|Members of Parliament, after hearing evidence Tuesday that organizations need more funding to deal with UK’s problem gamblers, want the gaming industry to increase their contributions toward the cause. |
MPs show concern that without a compulsory levy, funding for needed support services may not be available.
Director Paul Bellringer of Gamcare - a charity that provides education and counselling to problem gamblers - estimates 3.5 million people are adversely affected by gambling.
Figures published today in its ‘Care Services Report ‘ for 2001 show the most popular places to gamble are still traditional venues such as arcades, betting offices and the pub but Internet gambling is also beginning to appear.
Improved data collection has enabled GamCare to establish that over 40,000 calls to the Line were attempted last year, yet only a quarter of those were effectively connected to the service.
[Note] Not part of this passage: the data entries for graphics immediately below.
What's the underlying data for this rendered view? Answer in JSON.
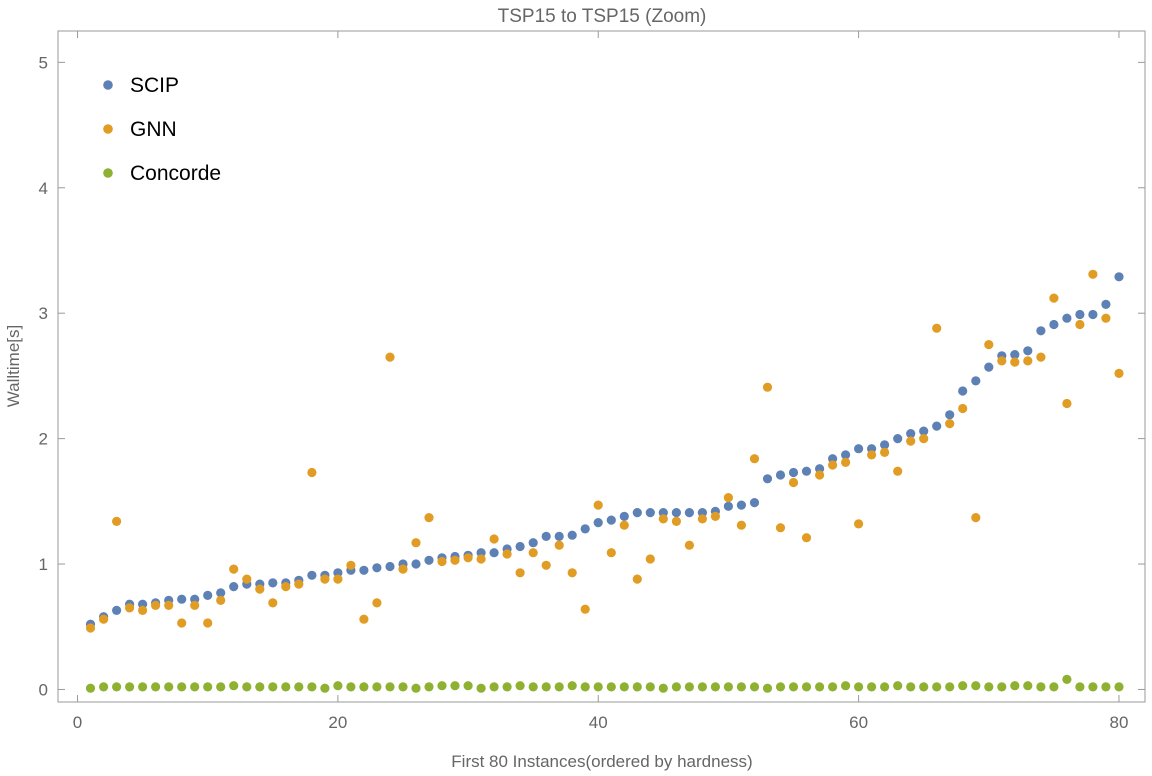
{
  "chart_data": {
    "type": "scatter",
    "title": "TSP15 to TSP15 (Zoom)",
    "xlabel": "First 80 Instances(ordered by hardness)",
    "ylabel": "Walltime[s]",
    "xlim": [
      -1.5,
      82
    ],
    "ylim": [
      -0.1,
      5.25
    ],
    "xticks": [
      0,
      20,
      40,
      60,
      80
    ],
    "yticks": [
      0,
      1,
      2,
      3,
      4,
      5
    ],
    "grid": false,
    "legend_position": "top-left",
    "series": [
      {
        "name": "SCIP",
        "color": "#5E81B5",
        "x": [
          1,
          2,
          3,
          4,
          5,
          6,
          7,
          8,
          9,
          10,
          11,
          12,
          13,
          14,
          15,
          16,
          17,
          18,
          19,
          20,
          21,
          22,
          23,
          24,
          25,
          26,
          27,
          28,
          29,
          30,
          31,
          32,
          33,
          34,
          35,
          36,
          37,
          38,
          39,
          40,
          41,
          42,
          43,
          44,
          45,
          46,
          47,
          48,
          49,
          50,
          51,
          52,
          53,
          54,
          55,
          56,
          57,
          58,
          59,
          60,
          61,
          62,
          63,
          64,
          65,
          66,
          67,
          68,
          69,
          70,
          71,
          72,
          73,
          74,
          75,
          76,
          77,
          78,
          79,
          80
        ],
        "y": [
          0.52,
          0.58,
          0.63,
          0.68,
          0.68,
          0.69,
          0.71,
          0.72,
          0.72,
          0.75,
          0.77,
          0.82,
          0.84,
          0.84,
          0.85,
          0.85,
          0.87,
          0.91,
          0.91,
          0.93,
          0.95,
          0.95,
          0.97,
          0.98,
          1.0,
          1.0,
          1.03,
          1.05,
          1.06,
          1.07,
          1.09,
          1.09,
          1.12,
          1.14,
          1.17,
          1.22,
          1.22,
          1.23,
          1.28,
          1.33,
          1.35,
          1.38,
          1.41,
          1.41,
          1.41,
          1.41,
          1.41,
          1.41,
          1.42,
          1.46,
          1.47,
          1.49,
          1.68,
          1.71,
          1.73,
          1.74,
          1.76,
          1.84,
          1.87,
          1.92,
          1.92,
          1.95,
          2.0,
          2.04,
          2.06,
          2.1,
          2.19,
          2.38,
          2.46,
          2.57,
          2.66,
          2.67,
          2.7,
          2.86,
          2.91,
          2.96,
          2.99,
          2.99,
          3.07,
          3.29
        ]
      },
      {
        "name": "GNN",
        "color": "#E19C24",
        "x": [
          1,
          2,
          3,
          4,
          5,
          6,
          7,
          8,
          9,
          10,
          11,
          12,
          13,
          14,
          15,
          16,
          17,
          18,
          19,
          20,
          21,
          22,
          23,
          24,
          25,
          26,
          27,
          28,
          29,
          30,
          31,
          32,
          33,
          34,
          35,
          36,
          37,
          38,
          39,
          40,
          41,
          42,
          43,
          44,
          45,
          46,
          47,
          48,
          49,
          50,
          51,
          52,
          53,
          54,
          55,
          56,
          57,
          58,
          59,
          60,
          61,
          62,
          63,
          64,
          65,
          66,
          67,
          68,
          69,
          70,
          71,
          72,
          73,
          74,
          75,
          76,
          77,
          78,
          79,
          80
        ],
        "y": [
          0.49,
          0.56,
          1.34,
          0.65,
          0.63,
          0.67,
          0.67,
          0.53,
          0.67,
          0.53,
          0.71,
          0.96,
          0.88,
          0.8,
          0.69,
          0.82,
          0.84,
          1.73,
          0.88,
          0.88,
          0.99,
          0.56,
          0.69,
          2.65,
          0.96,
          1.17,
          1.37,
          1.02,
          1.03,
          1.05,
          1.04,
          1.2,
          1.08,
          0.93,
          1.09,
          0.99,
          1.15,
          0.93,
          0.64,
          1.47,
          1.09,
          1.31,
          0.88,
          1.04,
          1.36,
          1.34,
          1.15,
          1.36,
          1.38,
          1.53,
          1.31,
          1.84,
          2.41,
          1.29,
          1.65,
          1.21,
          1.71,
          1.79,
          1.81,
          1.32,
          1.87,
          1.89,
          1.74,
          1.98,
          2.0,
          2.88,
          2.12,
          2.24,
          1.37,
          2.75,
          2.62,
          2.61,
          2.62,
          2.65,
          3.12,
          2.28,
          2.91,
          3.31,
          2.96,
          2.52
        ]
      },
      {
        "name": "Concorde",
        "color": "#8FB131",
        "x": [
          1,
          2,
          3,
          4,
          5,
          6,
          7,
          8,
          9,
          10,
          11,
          12,
          13,
          14,
          15,
          16,
          17,
          18,
          19,
          20,
          21,
          22,
          23,
          24,
          25,
          26,
          27,
          28,
          29,
          30,
          31,
          32,
          33,
          34,
          35,
          36,
          37,
          38,
          39,
          40,
          41,
          42,
          43,
          44,
          45,
          46,
          47,
          48,
          49,
          50,
          51,
          52,
          53,
          54,
          55,
          56,
          57,
          58,
          59,
          60,
          61,
          62,
          63,
          64,
          65,
          66,
          67,
          68,
          69,
          70,
          71,
          72,
          73,
          74,
          75,
          76,
          77,
          78,
          79,
          80
        ],
        "y": [
          0.01,
          0.02,
          0.02,
          0.02,
          0.02,
          0.02,
          0.02,
          0.02,
          0.02,
          0.02,
          0.02,
          0.03,
          0.02,
          0.02,
          0.02,
          0.02,
          0.02,
          0.02,
          0.01,
          0.03,
          0.02,
          0.02,
          0.02,
          0.02,
          0.02,
          0.01,
          0.02,
          0.03,
          0.03,
          0.03,
          0.01,
          0.02,
          0.02,
          0.03,
          0.02,
          0.02,
          0.02,
          0.03,
          0.02,
          0.02,
          0.02,
          0.02,
          0.02,
          0.02,
          0.01,
          0.02,
          0.02,
          0.02,
          0.02,
          0.02,
          0.02,
          0.02,
          0.01,
          0.02,
          0.02,
          0.02,
          0.02,
          0.02,
          0.03,
          0.02,
          0.02,
          0.02,
          0.03,
          0.02,
          0.02,
          0.02,
          0.02,
          0.03,
          0.03,
          0.02,
          0.02,
          0.03,
          0.03,
          0.02,
          0.02,
          0.08,
          0.02,
          0.02,
          0.02,
          0.02
        ]
      }
    ]
  }
}
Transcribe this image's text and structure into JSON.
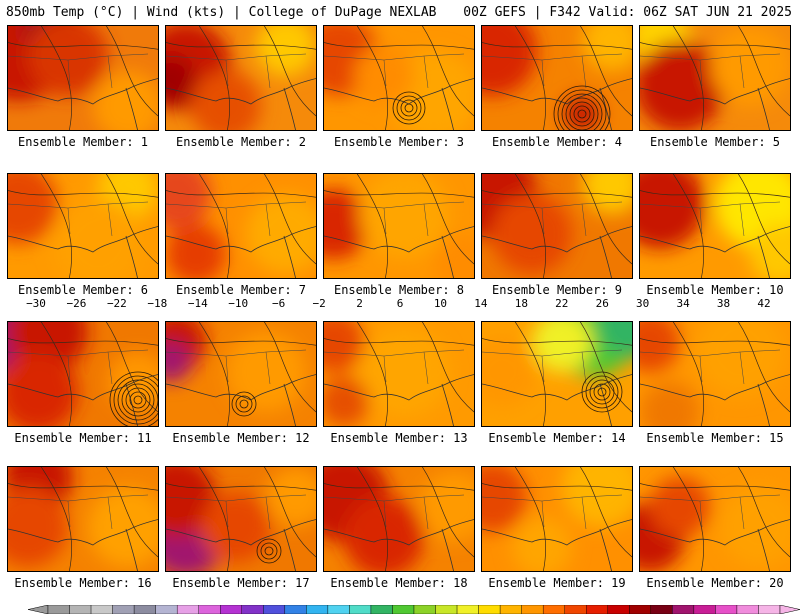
{
  "header": {
    "left": "850mb Temp (°C) | Wind (kts) | College of DuPage NEXLAB",
    "right": "00Z GEFS | F342 Valid: 06Z SAT JUN 21 2025"
  },
  "panels": [
    {
      "label": "Ensemble Member: 1",
      "cyclone": null
    },
    {
      "label": "Ensemble Member: 2",
      "cyclone": null
    },
    {
      "label": "Ensemble Member: 3",
      "cyclone": {
        "rings": 4
      }
    },
    {
      "label": "Ensemble Member: 4",
      "cyclone": {
        "rings": 7
      }
    },
    {
      "label": "Ensemble Member: 5",
      "cyclone": null
    },
    {
      "label": "Ensemble Member: 6",
      "cyclone": null
    },
    {
      "label": "Ensemble Member: 7",
      "cyclone": null
    },
    {
      "label": "Ensemble Member: 8",
      "cyclone": null
    },
    {
      "label": "Ensemble Member: 9",
      "cyclone": null
    },
    {
      "label": "Ensemble Member: 10",
      "cyclone": null
    },
    {
      "label": "Ensemble Member: 11",
      "cyclone": {
        "rings": 7
      }
    },
    {
      "label": "Ensemble Member: 12",
      "cyclone": {
        "rings": 3
      }
    },
    {
      "label": "Ensemble Member: 13",
      "cyclone": null
    },
    {
      "label": "Ensemble Member: 14",
      "cyclone": {
        "rings": 5
      }
    },
    {
      "label": "Ensemble Member: 15",
      "cyclone": null
    },
    {
      "label": "Ensemble Member: 16",
      "cyclone": null
    },
    {
      "label": "Ensemble Member: 17",
      "cyclone": {
        "rings": 3
      }
    },
    {
      "label": "Ensemble Member: 18",
      "cyclone": null
    },
    {
      "label": "Ensemble Member: 19",
      "cyclone": null
    },
    {
      "label": "Ensemble Member: 20",
      "cyclone": null
    }
  ],
  "scale": {
    "ticks": [
      "−30",
      "−26",
      "−22",
      "−18",
      "−14",
      "−10",
      "−6",
      "−2",
      "2",
      "6",
      "10",
      "14",
      "18",
      "22",
      "26",
      "30",
      "34",
      "38",
      "42"
    ],
    "colors": [
      "#9a9a9a",
      "#b4b4b4",
      "#c8c8c8",
      "#a0a0b4",
      "#8c8ca0",
      "#b4b4d2",
      "#e6a0e6",
      "#dc64dc",
      "#b432d2",
      "#8232c8",
      "#5050dc",
      "#3282e6",
      "#32b4f0",
      "#50d2f0",
      "#50dcc8",
      "#32b464",
      "#50c832",
      "#8cd228",
      "#c8e628",
      "#f0f028",
      "#ffdc00",
      "#ffb400",
      "#ff9600",
      "#ff6e00",
      "#f04600",
      "#e61e00",
      "#c80000",
      "#a00000",
      "#780014",
      "#a0146e",
      "#c81e96",
      "#e650c8",
      "#f08cdc",
      "#f5b4e6"
    ]
  }
}
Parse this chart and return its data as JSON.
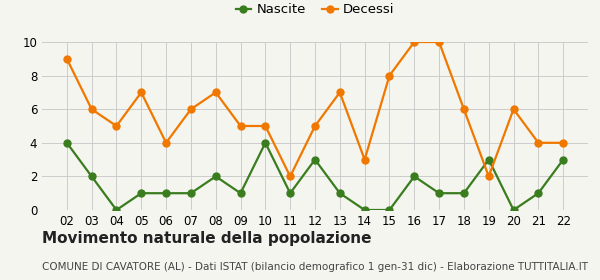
{
  "years": [
    "02",
    "03",
    "04",
    "05",
    "06",
    "07",
    "08",
    "09",
    "10",
    "11",
    "12",
    "13",
    "14",
    "15",
    "16",
    "17",
    "18",
    "19",
    "20",
    "21",
    "22"
  ],
  "nascite": [
    4,
    2,
    0,
    1,
    1,
    1,
    2,
    1,
    4,
    1,
    3,
    1,
    0,
    0,
    2,
    1,
    1,
    3,
    0,
    1,
    3
  ],
  "decessi": [
    9,
    6,
    5,
    7,
    4,
    6,
    7,
    5,
    5,
    2,
    5,
    7,
    3,
    8,
    10,
    10,
    6,
    2,
    6,
    4,
    4
  ],
  "nascite_color": "#3a7d1e",
  "decessi_color": "#f07800",
  "background_color": "#f5f5f0",
  "grid_color": "#cccccc",
  "ylim": [
    0,
    10
  ],
  "yticks": [
    0,
    2,
    4,
    6,
    8,
    10
  ],
  "title": "Movimento naturale della popolazione",
  "subtitle": "COMUNE DI CAVATORE (AL) - Dati ISTAT (bilancio demografico 1 gen-31 dic) - Elaborazione TUTTITALIA.IT",
  "legend_labels": [
    "Nascite",
    "Decessi"
  ],
  "title_fontsize": 11,
  "subtitle_fontsize": 7.5,
  "tick_fontsize": 8.5,
  "legend_fontsize": 9.5,
  "marker_size": 5,
  "line_width": 1.6
}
Paul Bellringer, GamCare’s Director, said: “The charity urgently needs more resources to staff more lines for longer hours so that everyone who wants help can get it.”
Bishop of Blackburn, Alan Chester, warned that there is a need for 'a much tougher approach to ensure that responsibility properly rests with those who provide the gaming facilities and not with charitable bodies.'
But some gaming executives believe there is no need for a statutory levy. The British Casino Association highlighted the creation of a Gambling Industry Charitable Trust that has raised over $1million toward gambling-problem efforts.
At the end of counselling Gamcare found that the number of people who had stopped or brought their problem under control stood at an impressive 81% and even 6-12 months later 62% remained gambling free.